A primeira pergunta é quase obrigatória: O que levou a intérprete de séries cômicas como Parks and recreation e The office a entrar na indústria do pornô caseiro? “Para mim, o cinema mainstream e o para adultos possuem muitas semelhanças”, responde Rashida. “Para começar, as duas indústrias se encarregaram de perpetuar certos padrões de beleza que não tem nada a ver com a realidade. Tanto Hollywood quanto o pornô marcam a maneira como nos comportamos. No caso concreto do pornô, há um impacto tremendo em como realizamos nossas práticas sexuais”, alerta. “O problema é que as pessoas não querem falar de seus hábitos pornográficos”.
“A hiper sexualização da sociedade criou um personagem como Trump”
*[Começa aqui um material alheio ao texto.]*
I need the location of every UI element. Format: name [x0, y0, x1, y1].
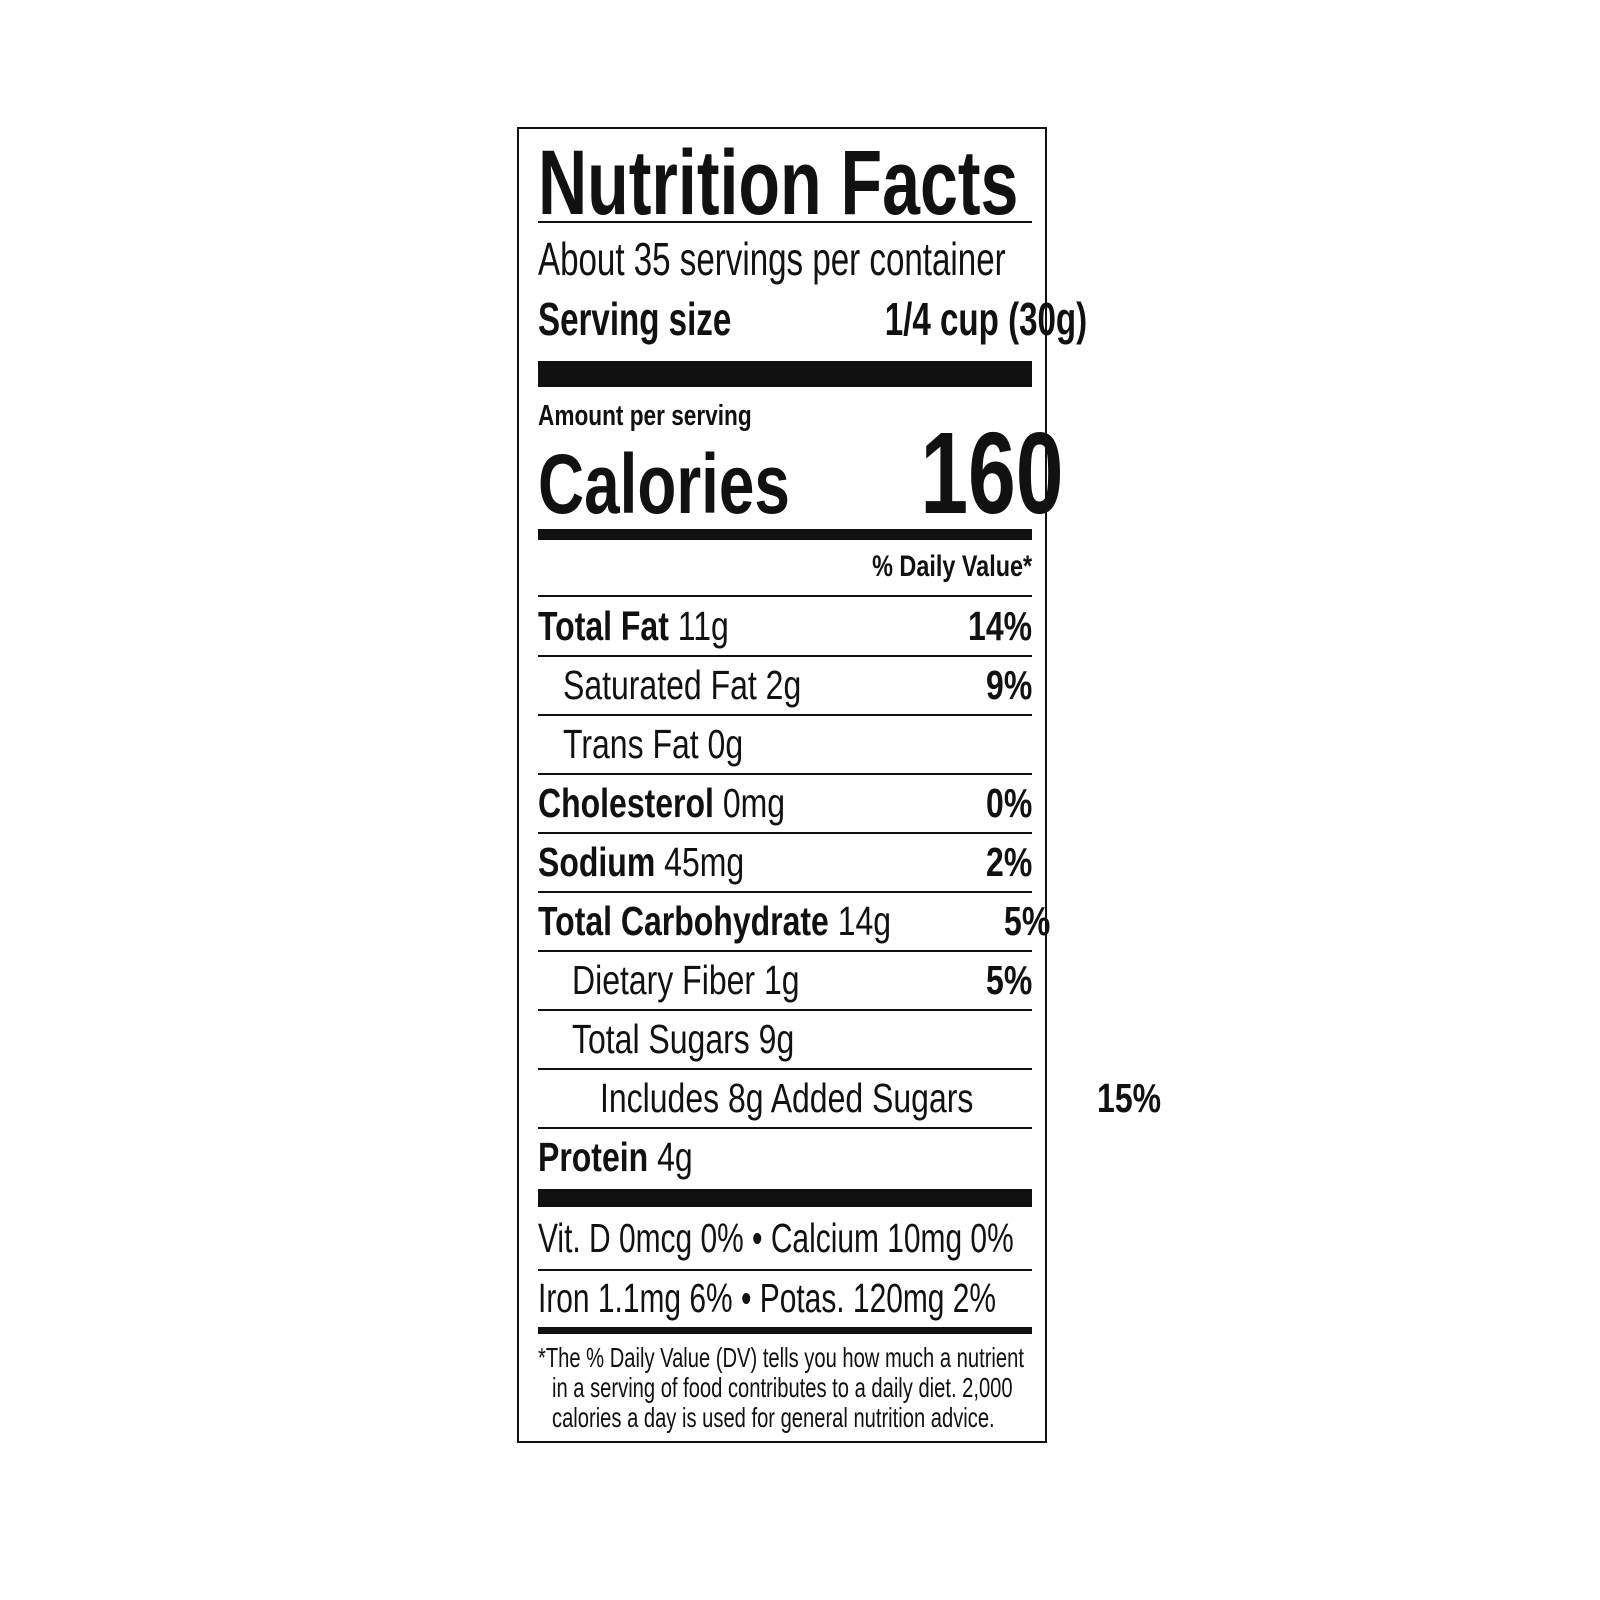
calories-value: 160 — [919, 408, 1064, 538]
thick-divider — [538, 1189, 1032, 1207]
serving-size-row: Serving size 1/4 cup (30g) — [538, 293, 1088, 345]
medium-divider — [538, 529, 1032, 540]
nutrient-daily-value: 0% — [985, 780, 1032, 826]
nutrient-amount: 14g — [837, 898, 892, 944]
nutrient-name: Protein — [538, 1134, 649, 1180]
nutrient-name: Total Sugars — [572, 1016, 750, 1062]
nutrient-amount: 2g — [765, 662, 802, 708]
vitamin-row: Iron 1.1mg 6% • Potas. 120mg 2% — [538, 1275, 997, 1321]
nutrient-name: Includes 8g Added Sugars — [600, 1075, 974, 1121]
nutrient-row: Sodium 45mg 2% — [538, 833, 1032, 892]
nutrient-name: Total Fat — [538, 603, 669, 649]
medium-divider — [538, 1327, 1032, 1334]
nutrient-daily-value: 2% — [985, 839, 1032, 885]
nutrient-amount: 1g — [763, 957, 800, 1003]
divider — [538, 832, 1032, 834]
calories-label: Calories — [538, 437, 790, 531]
divider — [538, 1009, 1032, 1011]
footnote: *The % Daily Value (DV) tells you how mu… — [538, 1342, 1024, 1433]
nutrient-row: Total Fat 11g 14% — [538, 597, 1032, 656]
nutrient-daily-value: 5% — [985, 957, 1032, 1003]
label-title: Nutrition Facts — [538, 132, 1019, 234]
divider — [538, 221, 1032, 223]
nutrient-daily-value: 9% — [985, 662, 1032, 708]
nutrient-name: Trans Fat — [563, 721, 699, 767]
divider — [538, 655, 1032, 657]
nutrient-row: Includes 8g Added Sugars 15% — [538, 1069, 1161, 1128]
nutrient-row: Cholesterol 0mg 0% — [538, 774, 1032, 833]
daily-value-header: % Daily Value* — [872, 550, 1032, 583]
nutrient-amount: 0mg — [722, 780, 786, 826]
divider — [538, 1269, 1032, 1271]
nutrient-row: Dietary Fiber 1g 5% — [538, 951, 1032, 1010]
nutrient-row: Total Sugars 9g — [538, 1010, 1032, 1069]
nutrient-daily-value: 14% — [967, 603, 1032, 649]
serving-size-value: 1/4 cup (30g) — [885, 293, 1088, 345]
divider — [538, 595, 1032, 597]
nutrient-daily-value: 5% — [1003, 898, 1050, 944]
serving-size-label: Serving size — [538, 293, 732, 345]
nutrient-name: Cholesterol — [538, 780, 714, 826]
nutrient-name: Saturated Fat — [563, 662, 757, 708]
servings-per-container: About 35 servings per container — [538, 233, 1006, 285]
nutrient-row: Total Carbohydrate 14g 5% — [538, 892, 1050, 951]
nutrient-daily-value: 15% — [1096, 1075, 1161, 1121]
nutrient-amount: 45mg — [664, 839, 745, 885]
divider — [538, 1068, 1032, 1070]
nutrient-name: Sodium — [538, 839, 656, 885]
nutrient-row: Saturated Fat 2g 9% — [538, 656, 1032, 715]
nutrient-name: Total Carbohydrate — [538, 898, 829, 944]
calories-row: Calories 160 — [538, 415, 1063, 531]
divider — [538, 773, 1032, 775]
divider — [538, 891, 1032, 893]
divider — [538, 1127, 1032, 1129]
vitamin-row: Vit. D 0mcg 0% • Calcium 10mg 0% — [538, 1215, 1014, 1261]
divider — [538, 714, 1032, 716]
nutrient-row: Trans Fat 0g — [538, 715, 1032, 774]
thick-divider — [538, 361, 1032, 387]
nutrient-amount: 11g — [677, 603, 729, 649]
nutrient-row: Protein 4g — [538, 1128, 1032, 1187]
nutrient-amount: 4g — [657, 1134, 693, 1180]
nutrient-amount: 0g — [707, 721, 744, 767]
amount-per-serving: Amount per serving — [538, 400, 752, 432]
nutrient-name: Dietary Fiber — [572, 957, 756, 1003]
nutrient-amount: 9g — [758, 1016, 795, 1062]
nutrition-facts-label: Nutrition Facts About 35 servings per co… — [517, 127, 1161, 1443]
divider — [538, 950, 1032, 952]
Rashida, que aparece nos créditos de Hot girls wanted: turned on como produtora, não é apenas um nome que a Netflix está usando para atrair público para o documentário; já em 2013, ela tinha assinado um artigo no qual alertava para a “pornificação” da música e, por extensão, da cultura pop. Em 2017, com um Presidente dos Estados Unidos que fala de “agarrar as mulheres pela boceta”, Rashida acha que essa “pornificação” também se instalou na esfera política. “A hipersexualização de nossa sociedade é o que criou um personagem como Donald Trump”, assegura. “Estou acostumada aos palavrões, porque meus pais xingam como se fossem caminhoneiros, mas no caso de Trump estamos falando de alguém que fetichiza as mulheres com sua linguagem; está normalizando que nos utilizem como objetos”, defende a atriz. “Não acho que Trump tenha se relacionado realmente com mulheres, não me deu nenhuma razão para acreditar que entende como é uma mulher de verdade”, acrescenta.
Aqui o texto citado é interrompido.